In other cases experimental drugs were used on Jews.
Many were told they were going in to be purified as they entered gas chambers before they took their last breath.
Their clothing and belongings were stripped away to remove their humanity.
After their deaths some had their skin removed so it could be used to make lamp shades and other furnishings.
How can one group of people treat another with such cruelty?
A look at history has shown the Jewish people have been the victim of such crimes for thousands of years, but in the modern era anyone who saw what happened to the Jewish people in World War II and had half a conscience knew the Holocaust was unlike anything ever witnessed in human history.
More than 6 million Jews were systematically exterminated by the Nazis.
This is why we have to be careful when we toss around terms like racist. No one believes it acceptable to treat any other human like the treatment imposed on the Jewish people in Europe in the 1930s and ’40s.
But what are we seeing today?
Last year we saw the Palestinians in the Gaza Strip breach the Israeli border and murder Jews.
We’ve seen Jews in the United States on college campuses vilified and degraded.
Most recently we’ve seen Jews in Australia starting the celebration of Hanukkah gunned down on the beach by a father and son.
Why?
Truly there are some Jews who are dangerous, just like their are Christians and Muslims who are dangerous.
Thats doesn’t give anyone the right to murder anyone who fits the mold.
The world is taking a nasty turn, and had I not sat there as an early teen and watched those videos with my granddad, I don’t know if I would fully understand the absolute misery that has been the existence of the Jewish people.
If there were Jews committing terrorist acts around the world, maybe someone could justify a response.

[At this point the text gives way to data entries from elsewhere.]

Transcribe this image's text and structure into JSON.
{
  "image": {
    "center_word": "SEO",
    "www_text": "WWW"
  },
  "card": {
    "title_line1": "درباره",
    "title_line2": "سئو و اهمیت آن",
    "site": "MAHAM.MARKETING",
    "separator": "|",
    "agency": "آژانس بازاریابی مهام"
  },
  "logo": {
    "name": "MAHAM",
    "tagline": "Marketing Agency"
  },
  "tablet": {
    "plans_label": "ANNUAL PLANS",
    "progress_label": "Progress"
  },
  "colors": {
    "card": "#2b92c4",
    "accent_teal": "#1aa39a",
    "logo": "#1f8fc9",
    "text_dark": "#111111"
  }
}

But in my lifetime I can’t think of any shooter or terrorist that was specifically Jewish and was seeking to harm others who were not.
In a world that is supposed to be on the cutting edge of knowledge and technology, a world that has the collective database of the world at its fingertips, how can such hatred and violence against a people be tolerated?
I watched a documentary of a survivor of Auschwitz, a particularly brutal concentration camp, and she talked about stripping a dead woman for her clothing. She talked about using cess pool latrines and watching the dead pile up.
Another survivor shared how she became a number rather than a person. That number was tattooed to her arm, and how she lost toes to the freezing cold with no shoes.
She shared how she and a group of Jews were placed in a barn by Nazi soldiers as the American forces closed in and how the barn was supposed to be blown up, but the rain damaged the bomb, and they were liberated.
The liberation continues. The hatred has to stop.